Food for the Soul: Blinded By the Light


Everybody’s got a hunger, a hunger they can’t resist;
There’s so much that you want, you deserve much more than this.

Bruce Springsteen “Prove It All Night”

By Nina Heyn- Your Culture Scout

It is not easy to make a good movie about either racial problems or relations with parents. Either they reek of political correctness or they feel inauthentic. A new British movie Blinded By the Light tackles both issues in the way that avoids many of those pitfalls.

Director Gurinder Chadha has been hailed by critics as a keen observer of human nature, especially in this new sub-genre of stories about second or third generation immigrant youth who break away from their family traditions. In fact, she is one of the creators of the genre with her seminal comedy Bend It Like Beckham about a girl from a traditional Sikh family in England playing soccer despite her parental disapproval. That movie launched Keira Knightley’s career (her next big movie was the first Pirates of the Caribbean) and it became a part of whole slew of “immigrant clash of cultures” films such as My Big Fat Greek Wedding, The Hundred Foot Journey, and The Big Sick.

There is an old truth in filmmaking that if the script is bad, not much can be improved in filming but if the script is good, the movie has a fighting chance. Blinded by the Light had an excellent script and the filmmaking improved it further.
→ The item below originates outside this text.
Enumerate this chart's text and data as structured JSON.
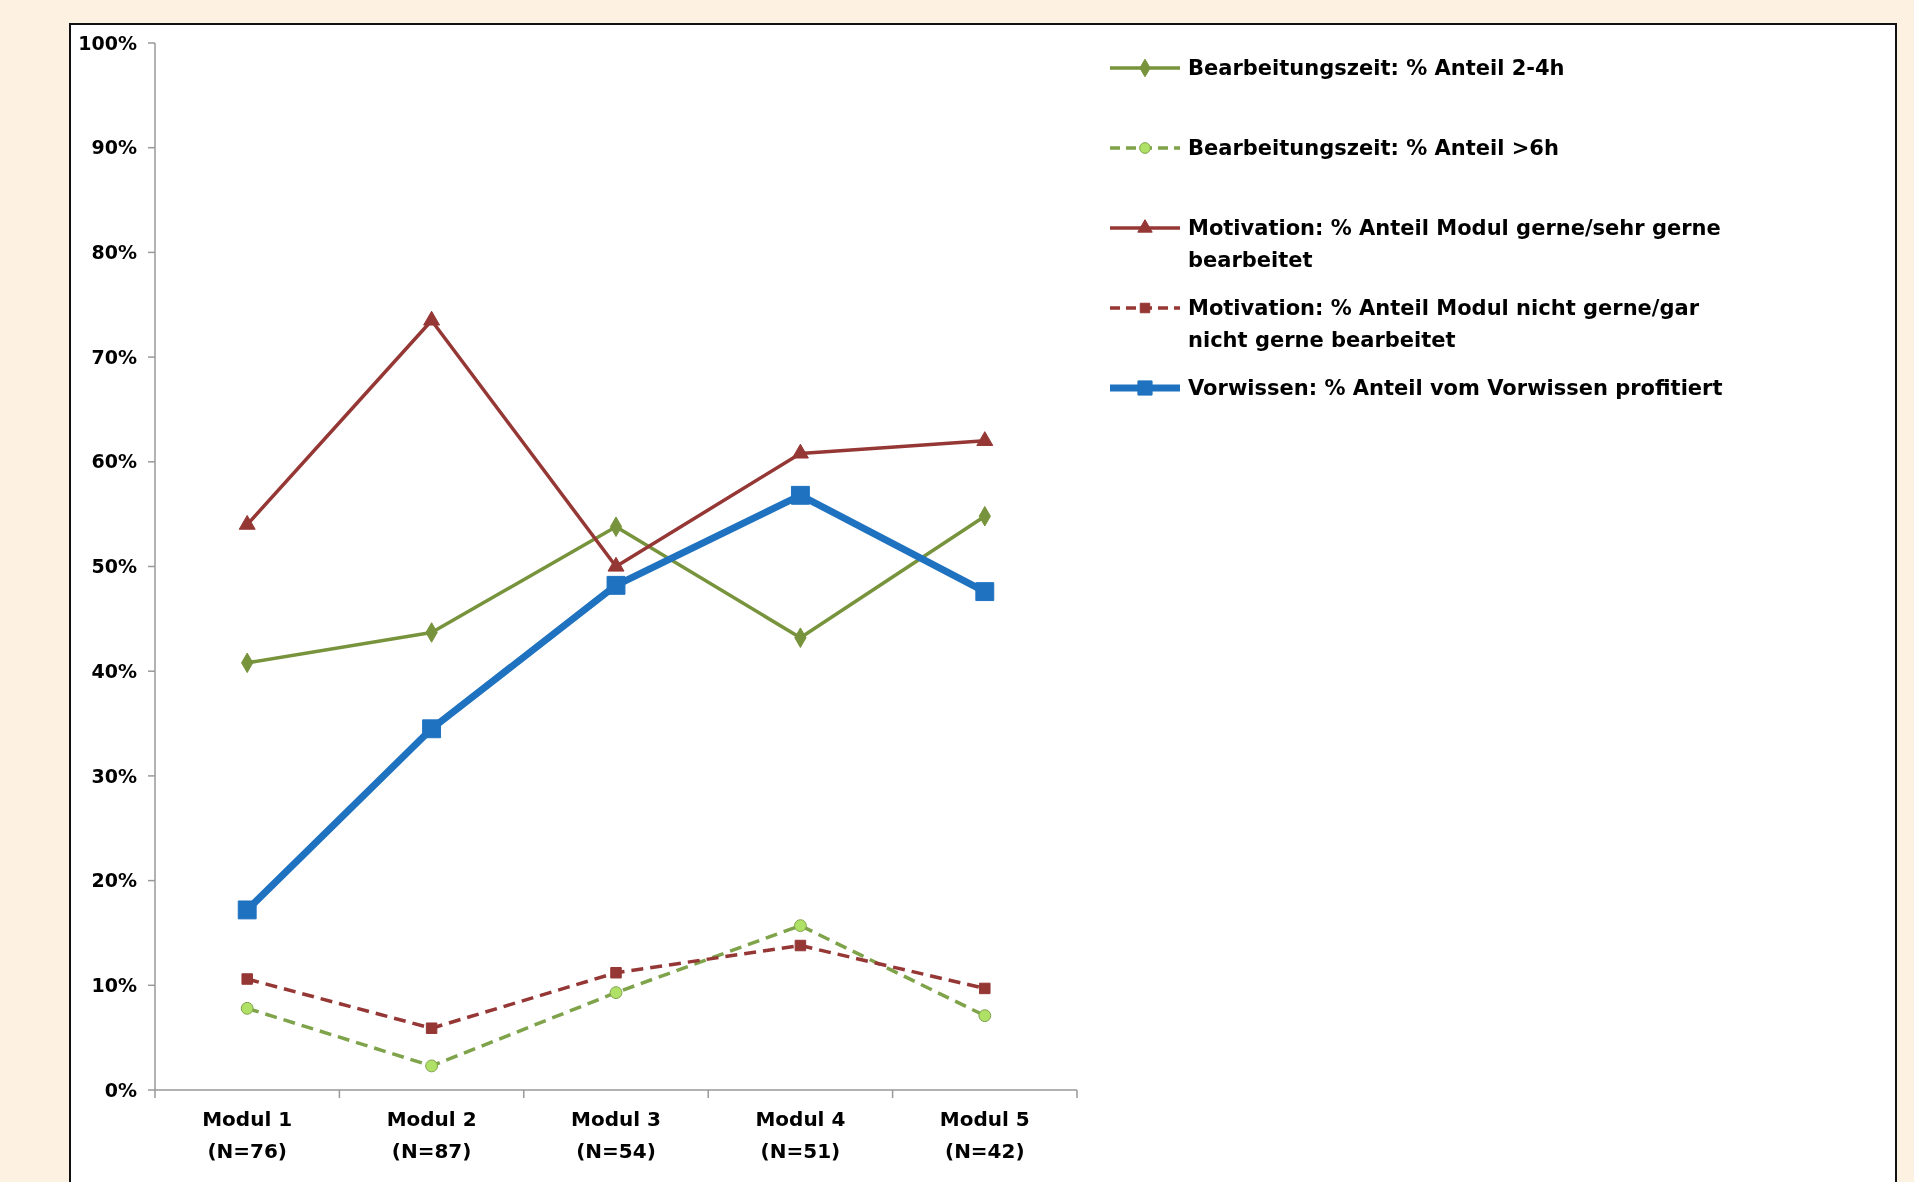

Javed is a Pakistani teenager living in the 1980’s in a small city of Luton. We see this city in the midst of the Thatcher era unemployment and a slide of the middle class into poverty. This is years before the Luton airport was transformed into a major gateway to modern London but the racial and economic tensions of today are even more visible in this period story. The kid dreams of becoming a writer – something that does not even register as an occupation for his traditional family whose dream is to arrange successfully the marriages of two young women in his family, and to have Javed become an accountant. The family struggles: father loses his factory job, mother feeds the family by sewing dresses all night, and an upcoming traditional wedding will put a dent on family finances even more. As much as Javed tries to be a dutiful Pakistani son, he is well on the way to a rebellion. He is enrolled in college prep classes but he is not really studying finance – he is in a creative writing class. He does not give all his earnings to his parents – he spends some on Bruce Springsteen’s records because he’s just discovered a God of Music and Poetry and his name is The Boss.

All this does not bode well for Javed’s relationship with his father, especially in a town when racial clashes and economic woes have sharpened the divide between an Asian community and the locals. Eventually Javed’s love of Springsteen music and poetry brings about a choice he has to make – his life or his father’s vision of what Javed’s life should be.

Buoyed by Springsteen’s greatest hits like Thunder Road, Hungry Heart or No Surrender, the story moves on to portray dilemmas of both the youth in general and the immigrant ones in particular. Javed has to grow up and realize that for him to be happy he has to make room for both his literary dreams and his traditional family. His father has to accept that his family is now living in the 1980’s England and not in his old village home.

Blinded by the Light comes from a great tradition of British social cinema started by “kitchen and sink drama” movies of 1960’s (Lindsay Anderson’s This Sporting Life, Tony Richardson’s Look Back In Anger, A Taste of Honey), and particularly those later social outcries that deal with Thatcher-era economic depression: Billy Elliot and The Full Monty. The latter films mixed comedy with drama, had music to carry the emotional tone of the story, and they depicted the economic hopelessness of small-town Britain of 1980’s.

This movie is inspired by a true story of an immigrant teenager who attended 150 concerts of his idol but even if it was not based on a real person, or if the immigrant family was not Pakistani but Chinese or Lebanese or Hungarian, the story could still ring true. To be an immigrant from anywhere, it means that you have to leave some if not all of the old lifestyle behind and even if you don’t, your children certainly will. The next generation is always torn between honoring their roots and wanting to belong. This is what the movie captures so poignantly and what is so hard to say in cinema in an authentic voice.